On 22/11/2012 11:52 AM, Brandon Allbery wrote:
On Thu, Nov 22, 2012 at 7:56 AM, Jacques Carette <carette@mcmaster.ca> wrote:
On 20/11/2012 6:08 PM, Richard O'Keefe wrote:
On 21/11/2012, at 4:49 AM, <citb@lavabit.com> wrote:

Well, I don't know. Would it save some time? Why bother with a core language?
For a high level language (and for this purpose, even Fortran 66 counts as
"high level") you really don't _want_ a direct translation from source code
to object code.  You want to eliminate unused code and you want to do all
sorts of analyses and improvements.  It is *much* easier to do all that to
a small core language than to the full source language.

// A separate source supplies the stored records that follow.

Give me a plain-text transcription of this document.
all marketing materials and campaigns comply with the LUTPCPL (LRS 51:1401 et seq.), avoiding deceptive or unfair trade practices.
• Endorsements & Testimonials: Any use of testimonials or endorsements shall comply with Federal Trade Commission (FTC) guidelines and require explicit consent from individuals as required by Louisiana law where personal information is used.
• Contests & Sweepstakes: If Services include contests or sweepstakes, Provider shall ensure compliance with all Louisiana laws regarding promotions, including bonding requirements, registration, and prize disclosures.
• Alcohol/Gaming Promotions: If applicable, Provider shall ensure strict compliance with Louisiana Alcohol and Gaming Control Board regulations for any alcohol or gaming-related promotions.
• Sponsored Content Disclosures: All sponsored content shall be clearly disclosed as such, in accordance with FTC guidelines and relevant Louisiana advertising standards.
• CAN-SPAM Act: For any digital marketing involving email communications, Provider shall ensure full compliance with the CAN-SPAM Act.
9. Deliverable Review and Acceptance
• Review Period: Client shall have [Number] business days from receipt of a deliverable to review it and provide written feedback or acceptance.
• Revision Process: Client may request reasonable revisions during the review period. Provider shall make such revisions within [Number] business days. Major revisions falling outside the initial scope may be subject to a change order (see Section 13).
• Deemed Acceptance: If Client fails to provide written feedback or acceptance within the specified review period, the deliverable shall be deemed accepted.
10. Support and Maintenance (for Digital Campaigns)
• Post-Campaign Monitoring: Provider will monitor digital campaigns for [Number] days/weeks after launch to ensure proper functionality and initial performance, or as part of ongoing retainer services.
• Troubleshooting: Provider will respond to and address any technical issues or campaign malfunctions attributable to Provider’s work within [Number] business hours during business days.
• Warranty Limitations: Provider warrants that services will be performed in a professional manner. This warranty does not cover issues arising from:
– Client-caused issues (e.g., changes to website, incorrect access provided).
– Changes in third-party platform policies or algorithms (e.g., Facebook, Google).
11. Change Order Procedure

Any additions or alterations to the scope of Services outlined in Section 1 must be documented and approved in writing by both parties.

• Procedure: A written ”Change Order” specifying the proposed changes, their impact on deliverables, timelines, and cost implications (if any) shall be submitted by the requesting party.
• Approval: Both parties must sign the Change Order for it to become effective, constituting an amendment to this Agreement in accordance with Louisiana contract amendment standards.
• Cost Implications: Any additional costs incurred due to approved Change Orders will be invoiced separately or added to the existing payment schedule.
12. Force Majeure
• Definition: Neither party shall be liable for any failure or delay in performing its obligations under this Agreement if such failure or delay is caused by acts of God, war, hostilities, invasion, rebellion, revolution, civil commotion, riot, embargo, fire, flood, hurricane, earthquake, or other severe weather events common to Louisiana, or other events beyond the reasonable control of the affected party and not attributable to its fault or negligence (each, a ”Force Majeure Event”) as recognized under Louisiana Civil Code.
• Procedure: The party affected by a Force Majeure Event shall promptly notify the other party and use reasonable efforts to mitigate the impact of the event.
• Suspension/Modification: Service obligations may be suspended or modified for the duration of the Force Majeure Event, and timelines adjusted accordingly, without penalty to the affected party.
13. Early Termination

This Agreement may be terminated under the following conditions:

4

Actually, here I disagree.  It might be much 'easier' for the programmers to do it for a small core language, but it may turn out to be much, much less effective.  I 'discovered' this when (co-)writing a partial evaluator for Maple:

You're still using a core language, though; just with a slightly different focus than Haskell's.  I already mentioned gcc's internal language, which similarly is larger (semantically; syntactically it's sexprs).  What combination is more appropriate depends on the language and the compiler implementation.

Right, we agree: it is not 'core language' I disagreed with, it is 'smaller core language'.  And we also agree that smaller/larger depends on the eventual application.  But 'smaller core language' is so ingrained as "conventional wisdom" that I felt compelled to offer evidence against this bit of folklore.